FuncJS
- Original author(s): Sharikul Islam
- Developer(s): Sharikul Islam
- Initial release: November 1, 2012
- Stable release: 1 / February 2013
- Written in: JavaScript
- Size: 4.84 KB zipped / 10.4 KB (uncompressed)
- Type: JavaScript library
- License: Open-source
- Website: funcjs.webege.com

= FuncJS =

Open-source functions only JavaScript library

FuncJS is an open-source functions only JavaScript library that aims to speed up web development time in the JavaScript programming language by providing 22 pre-written functions made available throughout both releases. FuncJS is intended to allow JavaScript programmers to get the basic areas completed quickly, and let them focus on more larger, code-centric areas of development. As of November 2012, FuncJS is a relatively new product and is in version one of its stable release.

==Functions==
In January 2013, FuncJS 2 was released which got rid of many functions, and renamed some functions. However, the new files were uploaded onto GitHub, but it's a temporary action, as according to the repository's README file. Here's the new list, as according to the new documentation:
- echo()
- function_exists()
- strlen()
- strpos()
- str_replace()
- up()
- down()
- store()
- str_rev()
- grab()
- trim()
- count()
- strip_tags()
- show_tags()

==Importing FuncJS to webpages==
FuncJS is available in two versions; minified (compressed) and an uncompressed version, both of which are to be used separately from each other. Similar to other JavaScript libraries, FuncJS can be imported onto a webpage by including it via the "script" HTML tag:

<script src="http://funcjs.webege.com/funcJS-min.js"></script>

According to the documentation, users should make sure FuncJS is loaded and working properly on their webpages by checking whether the browser recognises the FuncJS object:

if (window.funcJS) {
  alert("I'm working!");
} else {
  alert("I'm not working!");
}

Both versions of FuncJS are hosted by FuncJS itself, as demo's suggest that FuncJS is only available through their servers. However, although FuncJS allows users to download a local copy of the file to their own machines, it deeply encourages that users import FuncJS into their webpages through linking it via a URL as "this ensures that you (the user) have any new updates to the file made available to you."

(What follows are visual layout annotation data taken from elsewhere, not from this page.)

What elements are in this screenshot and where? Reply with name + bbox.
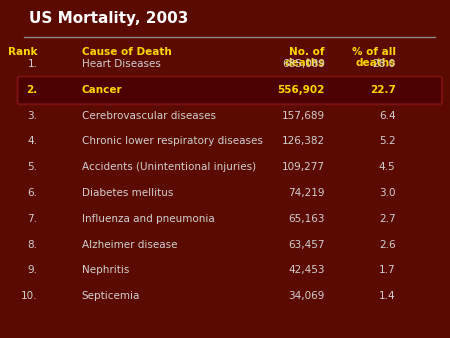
Text: Cerebrovascular diseases: Cerebrovascular diseases	[81, 111, 216, 121]
Text: 74,219: 74,219	[288, 188, 325, 198]
Text: 109,277: 109,277	[282, 162, 325, 172]
Text: 126,382: 126,382	[282, 136, 325, 146]
Text: Cause of Death: Cause of Death	[81, 47, 171, 57]
Text: 1.: 1.	[27, 59, 37, 69]
Text: Influenza and pneumonia: Influenza and pneumonia	[81, 214, 214, 224]
Text: 5.: 5.	[27, 162, 37, 172]
Text: US Mortality, 2003: US Mortality, 2003	[29, 11, 188, 26]
Text: Diabetes mellitus: Diabetes mellitus	[81, 188, 173, 198]
Text: Alzheimer disease: Alzheimer disease	[81, 240, 177, 250]
Text: 4.5: 4.5	[379, 162, 396, 172]
Text: Cancer: Cancer	[81, 85, 122, 95]
Text: Rank: Rank	[8, 47, 37, 57]
Text: Heart Diseases: Heart Diseases	[81, 59, 161, 69]
FancyBboxPatch shape	[18, 76, 442, 104]
Text: 6.: 6.	[27, 188, 37, 198]
Text: 22.7: 22.7	[370, 85, 396, 95]
Text: 2.6: 2.6	[379, 240, 396, 250]
Text: No. of
deaths: No. of deaths	[284, 47, 325, 68]
Text: 2.7: 2.7	[379, 214, 396, 224]
Text: 4.: 4.	[27, 136, 37, 146]
Text: 10.: 10.	[21, 291, 37, 301]
Text: Accidents (Unintentional injuries): Accidents (Unintentional injuries)	[81, 162, 256, 172]
Text: Septicemia: Septicemia	[81, 291, 140, 301]
Text: 3.0: 3.0	[379, 188, 396, 198]
Text: 157,689: 157,689	[282, 111, 325, 121]
Text: 34,069: 34,069	[288, 291, 325, 301]
Text: 28.0: 28.0	[373, 59, 396, 69]
Text: 5.2: 5.2	[379, 136, 396, 146]
Text: 3.: 3.	[27, 111, 37, 121]
Text: Chronic lower respiratory diseases: Chronic lower respiratory diseases	[81, 136, 262, 146]
Text: 63,457: 63,457	[288, 240, 325, 250]
Text: 685,089: 685,089	[282, 59, 325, 69]
Text: % of all
deaths: % of all deaths	[351, 47, 396, 68]
Text: 556,902: 556,902	[278, 85, 325, 95]
Text: 6.4: 6.4	[379, 111, 396, 121]
Text: 8.: 8.	[27, 240, 37, 250]
Text: 1.4: 1.4	[379, 291, 396, 301]
Text: 1.7: 1.7	[379, 265, 396, 275]
Text: 7.: 7.	[27, 214, 37, 224]
Text: 9.: 9.	[27, 265, 37, 275]
Text: 65,163: 65,163	[288, 214, 325, 224]
Text: 42,453: 42,453	[288, 265, 325, 275]
Text: Nephritis: Nephritis	[81, 265, 129, 275]
Text: 2.: 2.	[26, 85, 37, 95]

==Using FuncJS in webpages==
Since function's from FuncJS are seen by the browser as regular functions, they would have to be written within "script" tags and would be checked and executed by the browser's JavaScript engine (such as Google Chrome's V8 JavaScript Engine). As seen by the documentation's, function's from FuncJS are designed to fit into normal JavaScript code, therefore not breaking the "flow" of writing JavaScript code. Take this example (from the documentation website):

if (3 < 4) {
  echo("That's correct!");
} else {
  echo("What?!!!");
}

which checks a given condition, and displays text depending on the outcome. As seen by the example, the "echo" function can be considered as a part of JavaScript, similar to PHP.